Unternehmer unterschätzen bei Preisabsprachen häufig die neuen Hebel der Kartellbehörden. Diese machen sich Denunziation und die Möglichkeit, Straffreiheit zu gewähren, inzwischen kräftig zunutze. Zum einen werden die Märkte heute von Mitbewerbern und Handel auf Preismanipulationen hin sorgfältig beobachtet. Zum anderen erweisen sich innerbetriebliche Kollisionen (Maßregelungen, Kündigungen) als ergiebige Quelle für kartellamtliche Informationen. Unternehmen selbst nutzen Absprachen aller Art nicht selten zu regelrechten Schädigungsfeldzügen. Man tritt der Absprache in der Absicht bei, sie bei nächster Gelegenheit dem Kartellamt aufzudecken. Das Unternehmen geht dann straffrei aus und kann die Konkurrenz auf diese Weise kräftig schädigen. Das Kartellamt geht, wenn es Substanz erkennt, auch jeder Art von anonymer Denunziation nach. Eigens dafür eingerichtet wurde ein „elektronisches Hinweisgebersystem“ im Digitalbereich. Früher ließ man anonyme Anzeigen unbeachtet. Auch im abgelaufenen Jahr sind immer wieder horizontale und vertikale Preisabsprachen aufgeflogen. Betroffen waren u. a. die Hersteller von Matratzen, Fertiggaragen, Lebensmitteln, aber auch Autozulieferer und Containertransporte. Auch mittelständische Unternehmen müssen in solchen Fällen Bußen von im Durchschnitt nicht unter 15 Mio. Euro zahlen (wie jüngst sechs Autozulieferer). In elf Fällen verhängte das Bundeskartellamt 2015 rund 190 Mio. Euro an Bußen. In nahezu allen Fällen hatte das Kartellamt vertrauliche Hinweise von Dritten bekommen.
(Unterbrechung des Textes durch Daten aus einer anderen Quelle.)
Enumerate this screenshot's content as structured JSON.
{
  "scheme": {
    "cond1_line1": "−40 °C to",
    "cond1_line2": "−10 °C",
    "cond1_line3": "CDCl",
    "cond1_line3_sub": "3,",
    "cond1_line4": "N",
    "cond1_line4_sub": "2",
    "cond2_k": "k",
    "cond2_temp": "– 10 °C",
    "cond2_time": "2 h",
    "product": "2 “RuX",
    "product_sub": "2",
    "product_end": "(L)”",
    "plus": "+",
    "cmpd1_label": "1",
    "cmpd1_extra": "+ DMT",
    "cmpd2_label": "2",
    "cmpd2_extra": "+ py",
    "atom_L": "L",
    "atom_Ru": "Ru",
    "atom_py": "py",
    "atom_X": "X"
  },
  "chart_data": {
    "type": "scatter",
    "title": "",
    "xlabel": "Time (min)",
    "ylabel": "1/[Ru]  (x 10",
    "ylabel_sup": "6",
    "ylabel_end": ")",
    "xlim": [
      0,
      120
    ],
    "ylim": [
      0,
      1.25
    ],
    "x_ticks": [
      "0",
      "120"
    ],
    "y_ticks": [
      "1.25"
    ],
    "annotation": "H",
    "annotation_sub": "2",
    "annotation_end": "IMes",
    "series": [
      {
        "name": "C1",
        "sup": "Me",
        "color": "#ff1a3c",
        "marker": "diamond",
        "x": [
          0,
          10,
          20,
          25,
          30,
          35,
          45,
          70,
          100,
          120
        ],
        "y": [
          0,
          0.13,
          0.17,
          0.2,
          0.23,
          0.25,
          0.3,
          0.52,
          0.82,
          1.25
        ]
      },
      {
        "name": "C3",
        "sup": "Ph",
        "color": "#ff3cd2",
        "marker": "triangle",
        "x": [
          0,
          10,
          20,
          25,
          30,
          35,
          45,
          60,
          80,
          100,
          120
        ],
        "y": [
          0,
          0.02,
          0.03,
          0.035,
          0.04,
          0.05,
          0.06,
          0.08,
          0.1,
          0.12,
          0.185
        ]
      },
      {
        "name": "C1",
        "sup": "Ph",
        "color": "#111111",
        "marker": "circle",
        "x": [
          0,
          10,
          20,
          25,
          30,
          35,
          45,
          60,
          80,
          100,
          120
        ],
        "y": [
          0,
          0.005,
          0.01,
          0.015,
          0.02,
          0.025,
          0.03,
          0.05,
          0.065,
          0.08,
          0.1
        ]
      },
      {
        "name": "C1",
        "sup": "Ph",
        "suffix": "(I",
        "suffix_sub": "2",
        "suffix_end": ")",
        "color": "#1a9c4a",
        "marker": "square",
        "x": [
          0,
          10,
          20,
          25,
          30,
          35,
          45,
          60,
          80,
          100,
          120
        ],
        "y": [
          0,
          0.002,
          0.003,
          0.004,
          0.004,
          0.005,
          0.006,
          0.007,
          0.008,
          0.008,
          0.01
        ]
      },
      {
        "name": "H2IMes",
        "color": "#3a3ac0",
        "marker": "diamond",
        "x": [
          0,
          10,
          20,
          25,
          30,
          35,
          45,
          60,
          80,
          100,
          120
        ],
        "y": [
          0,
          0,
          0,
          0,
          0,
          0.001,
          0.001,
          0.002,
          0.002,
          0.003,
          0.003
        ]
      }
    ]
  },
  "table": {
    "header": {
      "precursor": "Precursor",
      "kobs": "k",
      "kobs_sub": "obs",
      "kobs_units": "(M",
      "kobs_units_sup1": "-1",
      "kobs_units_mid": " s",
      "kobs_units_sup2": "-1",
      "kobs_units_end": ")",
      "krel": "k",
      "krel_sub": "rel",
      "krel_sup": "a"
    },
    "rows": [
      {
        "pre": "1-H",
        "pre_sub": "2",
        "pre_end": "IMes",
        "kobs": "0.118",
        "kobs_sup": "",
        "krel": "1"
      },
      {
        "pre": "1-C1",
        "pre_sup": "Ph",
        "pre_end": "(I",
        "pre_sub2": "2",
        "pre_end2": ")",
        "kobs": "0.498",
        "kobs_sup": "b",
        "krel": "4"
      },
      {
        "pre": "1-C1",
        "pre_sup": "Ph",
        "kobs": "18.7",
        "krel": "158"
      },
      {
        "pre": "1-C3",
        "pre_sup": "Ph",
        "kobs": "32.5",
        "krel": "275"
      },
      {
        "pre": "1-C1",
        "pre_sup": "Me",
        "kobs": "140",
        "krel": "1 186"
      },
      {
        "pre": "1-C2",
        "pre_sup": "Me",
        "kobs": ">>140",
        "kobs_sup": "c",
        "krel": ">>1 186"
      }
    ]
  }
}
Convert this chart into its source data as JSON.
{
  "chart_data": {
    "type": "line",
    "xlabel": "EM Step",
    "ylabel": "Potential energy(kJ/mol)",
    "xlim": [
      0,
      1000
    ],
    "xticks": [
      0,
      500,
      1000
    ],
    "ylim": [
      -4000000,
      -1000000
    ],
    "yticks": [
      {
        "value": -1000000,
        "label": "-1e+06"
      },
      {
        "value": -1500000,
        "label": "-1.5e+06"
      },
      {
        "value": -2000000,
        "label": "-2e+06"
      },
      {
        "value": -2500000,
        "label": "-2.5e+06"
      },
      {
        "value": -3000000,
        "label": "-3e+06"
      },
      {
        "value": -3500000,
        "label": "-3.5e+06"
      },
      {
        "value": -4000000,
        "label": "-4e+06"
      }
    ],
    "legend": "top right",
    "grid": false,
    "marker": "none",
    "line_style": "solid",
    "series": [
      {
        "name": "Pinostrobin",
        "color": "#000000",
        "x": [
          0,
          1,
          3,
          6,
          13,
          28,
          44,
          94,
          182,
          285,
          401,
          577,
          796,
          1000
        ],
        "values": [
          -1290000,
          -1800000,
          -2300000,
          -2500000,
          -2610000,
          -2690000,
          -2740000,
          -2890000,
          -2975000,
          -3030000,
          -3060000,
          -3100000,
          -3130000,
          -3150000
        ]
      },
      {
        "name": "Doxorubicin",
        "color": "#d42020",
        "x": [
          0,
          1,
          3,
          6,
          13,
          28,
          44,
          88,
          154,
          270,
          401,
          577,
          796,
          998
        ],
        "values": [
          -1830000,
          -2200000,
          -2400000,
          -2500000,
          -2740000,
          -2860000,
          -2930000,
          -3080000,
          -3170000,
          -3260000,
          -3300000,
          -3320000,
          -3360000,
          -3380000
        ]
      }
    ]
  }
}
Die Folge waren 18 von Kripo und Staatsanwaltschaft unterstützte Durchsuchungen (auch privater Wohnungen) bei insgesamt 88 Unternehmen und Adressen. Der Kartellbegriff ist weit gefasst. Er umfasst die gesamte Skala preisbeeinflussender Faktoren des Ein- und Verkaufs, also auch Rabatte, Konditionen, „Rohstoffzuschläge“, Gebietsabsprachen und selbst die Schließung von lokalen Vertriebskanälen „auf Gegenseitigkeit“. Auch die immer wieder versuchten Vertikalabsprachen, bei denen unverbindliche Preisempfehlungen „mit sanftem Druck“ in Preisbindungen verwandelt werden, führen umgehend zu teuren Geldbußen.
Fazit: Es sind nicht nur die unmittelbaren Bußen, an die Unternehmen zu denken haben, sondern stets auch die negative Imagewirkung.